The second stage of stretching was performed between the second stretching rollers heated to ° C. The next Nelson roller was used without heating. The discharge amount was adjusted so that the fineness of the wound yarn was 560 dtex, and the two yarns were combined to give a total fineness D of 1120 dtex. The single fiber fineness d is 9.3 dtex.

The evaluation results of the hollow fibers thus obtained are shown in Table 1.

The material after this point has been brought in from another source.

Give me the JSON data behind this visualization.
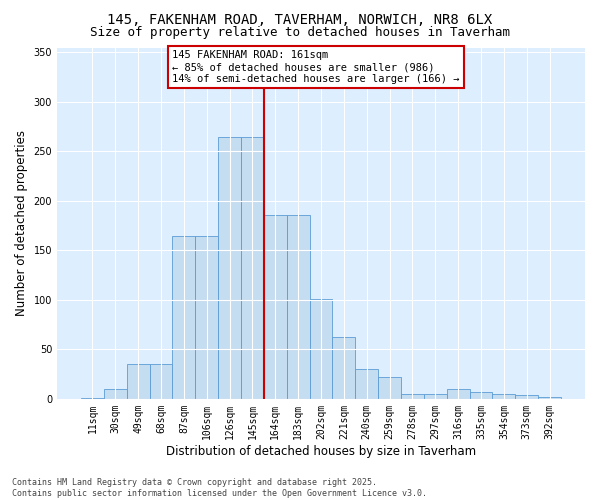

Comparative Example 1 had a low hollow ratio and poor bulkiness, and Comparative Example 2 had a too high hollow ratio and a high hollow defect ratio, but the hollow ratio was within the range of the present invention. All of them were good ones having low physical properties and a low hollow defect ratio.

[0033]

[Table 1] [Example 5 and Comparative Examples 3 and 4] In Example 1, 560 dtex-60F fiber was used in Comparative Example 3 without doubling.
Was similarly evaluated.

Further, in Example 1, the discharge amount was changed to 280 dtex and 420 dtex, and four ply yarns and three ply yarns were used to make 1120 dtex and 1260 dtex, respectively.
The same evaluation was performed as Comparative Example 4 and Example 5 respectively. Table 2 shows the results.

[0035]

[Table 2]

[0036]

According to the present invention, there is provided a high-strength high-hollow thermoplastic synthetic fiber having excellent bulkiness and high strength and elastic modulus.

Claims (2)

[Claims] 1. A high-strength, high-hollow, thermoplastic synthetic fiber comprising a thermoplastic polymer, having the characteristics of (1) to (6) and being non-crimpable. . (1) 10 ≤ P ≤ 50 (2) D ≥ 600 (3) d ≥ 5 (4) T ≥ 6 (5) Y ≥ 80 (6) To ≥ 100 (where P is the hollow ratio (%), D Is the total fineness (dte
x) and d are single yarn fineness (dtex), T is breaking strength (cN
/ Dtex), Y is Young's modulus (cN / dtex), To
Is toughness (cN ·% / dtex) 2. The high-strength high-hollow thermoplastic synthetic fiber according to claim 1, wherein the thermoplastic polymer is a polyester.